Saturday, July 23, 2011
Eric Posner and Adrian Vermeule argue that President Obama should raise the debt ceiling on his own:
PRESIDENT OBAMA should announce that he will raise the debt ceiling unilaterally if he cannot reach a deal with Congress. Constitutionally, he would be on solid ground. Politically, he can’t lose. The public wants a deal. The threat to act unilaterally will only strengthen his bargaining power if Republicans don’t want to be frozen out; if they defy him, the public will throw their support to the president. Either way, Republicans look like the obstructionists and will pay a price.
Where would Mr. Obama get his constitutional authority to raise the debt ceiling?
Our argument is not based on some obscure provision of the 14th amendment, but on the necessities of state, and on the president’s role as the ultimate guardian of the constitutional order, charged with taking care that the laws be faithfully executed.
I hate to raise the fascism charge, but if it fits, why not? This is not the ridiculously overused and misused fascist charge of the left, but the far more powerful one of the classical liberal. I am sure that Posner and Vermeule would say, "Oh come on! Presidents have take such actions in the past and the country still has its liberties." It is true that Presidents have done this before, but they have helped weaken the country's liberties. Lincoln, Wilson, and Roosevelt made the government bigger and relaxed the restraints on its actions. If Posner and Vermeule's encouragement is taken to heart, one day we might become a fascist, or if you will, neo-fascist country.
I am not sure exactly when these movements toward excessive presidential power first occurred. Certainly, it had happened by the New Deal. Almost certainly not by the end of the 19th Century (except for some excesses from Lincoln). Perhaps Woodrow Wilson and World War I did it. But the country became less free at this time, and the connection with big government is no accident.
The debt ceiling issue requires the parties to negotiate. And it is part of the tradition of liberal democracy that such negotiation is better than imposition, especially by Presidents.
Perhaps Obama would get away with it politically, although perhaps not. I am not as sure as Posner and Vermeule that the country wants an unlimited debt ceiling increase. In any event, if Obama took the action the way that Posner and Vermeule say he should do it, the best response might be for the Republicans to watch him do it. And then with the debt ceiling issue put to the side, to bring impeachment proceedings in the House.
In the end, let me leave you with the words of someone -- Justice Robert Jackson -- who resisted such presidential excessiveness, when Truman seized the steel mills during the Korean War. No doubt, Posner and Vermeule would have approved of Truman's action. But the Supreme Court said no, and the country was not the worse for it.
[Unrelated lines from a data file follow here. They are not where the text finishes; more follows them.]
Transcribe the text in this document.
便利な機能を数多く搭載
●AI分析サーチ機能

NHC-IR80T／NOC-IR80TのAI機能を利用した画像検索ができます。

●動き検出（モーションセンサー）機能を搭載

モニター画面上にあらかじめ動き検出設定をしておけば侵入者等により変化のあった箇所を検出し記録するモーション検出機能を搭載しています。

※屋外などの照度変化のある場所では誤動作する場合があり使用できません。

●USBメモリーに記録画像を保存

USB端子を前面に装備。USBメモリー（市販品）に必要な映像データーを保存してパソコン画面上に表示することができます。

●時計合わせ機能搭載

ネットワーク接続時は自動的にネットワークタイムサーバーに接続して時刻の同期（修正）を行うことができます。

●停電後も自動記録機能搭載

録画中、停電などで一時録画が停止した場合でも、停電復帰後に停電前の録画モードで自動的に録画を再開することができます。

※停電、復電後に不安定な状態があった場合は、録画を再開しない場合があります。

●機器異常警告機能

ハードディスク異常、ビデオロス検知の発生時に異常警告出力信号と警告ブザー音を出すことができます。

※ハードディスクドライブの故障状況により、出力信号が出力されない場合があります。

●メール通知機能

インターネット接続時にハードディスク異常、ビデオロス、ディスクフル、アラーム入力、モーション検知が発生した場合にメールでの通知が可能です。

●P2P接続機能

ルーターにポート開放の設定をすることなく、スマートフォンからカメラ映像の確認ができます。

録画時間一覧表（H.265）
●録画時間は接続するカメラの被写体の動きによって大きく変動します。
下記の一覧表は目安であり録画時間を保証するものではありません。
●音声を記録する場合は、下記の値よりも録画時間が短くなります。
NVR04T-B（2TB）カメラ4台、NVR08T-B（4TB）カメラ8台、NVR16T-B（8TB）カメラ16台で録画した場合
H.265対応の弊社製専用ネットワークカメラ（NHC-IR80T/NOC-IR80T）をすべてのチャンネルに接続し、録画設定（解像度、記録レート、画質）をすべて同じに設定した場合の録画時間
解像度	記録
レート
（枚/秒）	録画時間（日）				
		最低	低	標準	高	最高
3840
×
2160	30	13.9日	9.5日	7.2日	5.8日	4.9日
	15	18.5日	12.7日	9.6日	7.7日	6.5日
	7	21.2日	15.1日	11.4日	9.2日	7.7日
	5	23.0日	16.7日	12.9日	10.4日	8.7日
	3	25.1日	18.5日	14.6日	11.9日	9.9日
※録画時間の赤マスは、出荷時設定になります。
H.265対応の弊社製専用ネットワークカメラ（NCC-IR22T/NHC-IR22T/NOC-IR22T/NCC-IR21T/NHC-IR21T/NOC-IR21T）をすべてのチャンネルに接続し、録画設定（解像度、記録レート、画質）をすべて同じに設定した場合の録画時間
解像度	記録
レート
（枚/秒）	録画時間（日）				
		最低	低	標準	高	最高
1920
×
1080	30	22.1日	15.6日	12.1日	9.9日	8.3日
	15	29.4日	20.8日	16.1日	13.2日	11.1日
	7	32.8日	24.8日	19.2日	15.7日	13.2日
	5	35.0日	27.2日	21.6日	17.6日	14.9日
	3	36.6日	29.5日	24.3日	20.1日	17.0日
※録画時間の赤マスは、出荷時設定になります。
While I believe that Justice Jackson's concurrence has had too much of an influence on constitutional law, since I don't believe he correctly captures the constitutional allocation of power, his political theory has something to say for it and explains what would be so dangerous if Obama disregarded the law. As Jackson said,
With all its defects, delays and inconveniences, men have discovered no technique for long preserving free government except that the Executive be under the law, and that the law be made by parliamentary deliberations.